To pay tribute to Earth Day A Fierce Green Fire is scheduled to air nationwide at 9:00 p.m. on April 22 on PBS stations (check local listings).

Asked about these omissions director/producer/writer Mark Kitchell responded via email: “We made the film before Keystone began – and we tried to work it into the film as we edited. But it kept getting pushed to the ending and the ending became that mosaic of protest all over the world. That’s where a bunch of more contemporary activism ended up,” including the “Keystone XL protest when they surround the White House.” Some activists might consider the film’s scant or absent coverage of current issues to be shortcomings, if not major oversights. But aside from these lapses, A Fierce Green Fire offers a rousing overview of the movement that just might, literally, save the world.

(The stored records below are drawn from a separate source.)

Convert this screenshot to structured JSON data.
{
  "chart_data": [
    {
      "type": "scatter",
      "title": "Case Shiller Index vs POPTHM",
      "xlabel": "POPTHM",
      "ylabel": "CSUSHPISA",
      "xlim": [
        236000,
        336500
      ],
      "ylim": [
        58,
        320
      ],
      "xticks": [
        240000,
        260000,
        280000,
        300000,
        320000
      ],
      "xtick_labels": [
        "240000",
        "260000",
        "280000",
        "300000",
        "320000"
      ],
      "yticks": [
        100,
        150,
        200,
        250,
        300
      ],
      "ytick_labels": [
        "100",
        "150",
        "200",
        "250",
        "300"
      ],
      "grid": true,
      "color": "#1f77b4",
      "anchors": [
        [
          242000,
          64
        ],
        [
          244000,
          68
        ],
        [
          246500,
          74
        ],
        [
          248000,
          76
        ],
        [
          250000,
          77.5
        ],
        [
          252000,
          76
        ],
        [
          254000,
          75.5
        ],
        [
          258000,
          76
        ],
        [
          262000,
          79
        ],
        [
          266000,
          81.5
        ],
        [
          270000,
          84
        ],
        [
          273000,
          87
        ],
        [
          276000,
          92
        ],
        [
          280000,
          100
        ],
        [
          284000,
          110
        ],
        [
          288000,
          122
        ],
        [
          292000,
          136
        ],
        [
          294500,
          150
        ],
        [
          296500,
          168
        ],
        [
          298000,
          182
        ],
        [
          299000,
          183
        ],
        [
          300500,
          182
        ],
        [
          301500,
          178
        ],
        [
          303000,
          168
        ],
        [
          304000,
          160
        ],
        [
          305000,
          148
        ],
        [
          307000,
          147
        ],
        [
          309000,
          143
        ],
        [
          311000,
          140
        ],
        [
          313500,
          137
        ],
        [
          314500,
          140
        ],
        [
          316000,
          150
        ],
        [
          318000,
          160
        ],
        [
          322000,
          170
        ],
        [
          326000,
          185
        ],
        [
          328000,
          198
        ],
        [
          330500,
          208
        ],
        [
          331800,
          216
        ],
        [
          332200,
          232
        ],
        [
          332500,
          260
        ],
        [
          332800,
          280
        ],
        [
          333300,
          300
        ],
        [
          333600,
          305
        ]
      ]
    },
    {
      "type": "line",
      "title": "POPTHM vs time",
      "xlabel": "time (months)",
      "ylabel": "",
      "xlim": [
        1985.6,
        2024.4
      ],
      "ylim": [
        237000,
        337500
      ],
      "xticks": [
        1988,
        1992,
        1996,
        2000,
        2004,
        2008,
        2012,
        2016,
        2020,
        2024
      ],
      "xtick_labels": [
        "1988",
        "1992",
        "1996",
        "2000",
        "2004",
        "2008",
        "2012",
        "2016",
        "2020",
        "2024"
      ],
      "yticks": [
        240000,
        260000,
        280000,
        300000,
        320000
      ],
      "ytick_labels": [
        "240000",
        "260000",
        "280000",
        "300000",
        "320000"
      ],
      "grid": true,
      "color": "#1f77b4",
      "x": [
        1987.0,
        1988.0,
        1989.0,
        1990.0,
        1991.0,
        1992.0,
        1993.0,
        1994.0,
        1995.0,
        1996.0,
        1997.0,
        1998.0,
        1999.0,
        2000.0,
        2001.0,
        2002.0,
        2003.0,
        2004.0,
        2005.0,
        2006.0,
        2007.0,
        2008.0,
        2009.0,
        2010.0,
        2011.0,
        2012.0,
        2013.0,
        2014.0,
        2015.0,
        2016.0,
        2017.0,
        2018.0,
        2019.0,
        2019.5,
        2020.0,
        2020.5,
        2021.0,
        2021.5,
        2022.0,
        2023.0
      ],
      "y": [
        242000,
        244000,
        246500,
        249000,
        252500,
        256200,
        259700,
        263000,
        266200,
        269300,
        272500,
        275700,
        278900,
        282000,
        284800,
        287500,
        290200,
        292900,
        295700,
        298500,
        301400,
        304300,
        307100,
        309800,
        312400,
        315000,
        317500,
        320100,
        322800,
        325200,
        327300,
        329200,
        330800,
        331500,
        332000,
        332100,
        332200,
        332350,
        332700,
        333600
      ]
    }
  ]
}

Kitchell’s documentary is part of the American Masters biography series, which is a production of THIRTEEN (its parent company, WNET, is New York’s PBS member TV station). The distinguished American Masters series – which has won 26 Emmys, 12 Peabodys, three Grammys plus an Oscar – generally celebrates and profiles institutions and individuals who have made outstanding contributions to America’s arts and culture. Past subjects include Arthur Miller, Ella Fitzgerald, Albert Einstein, the Joffrey Ballet, Walter Cronkite, Martha Graham, the Actor’s Studio, John Lennon, and John James Audubon. It is certainly a high honor, and completely appropriate, for the environmental movement and its leading champions to be among such esteemed and exalted company.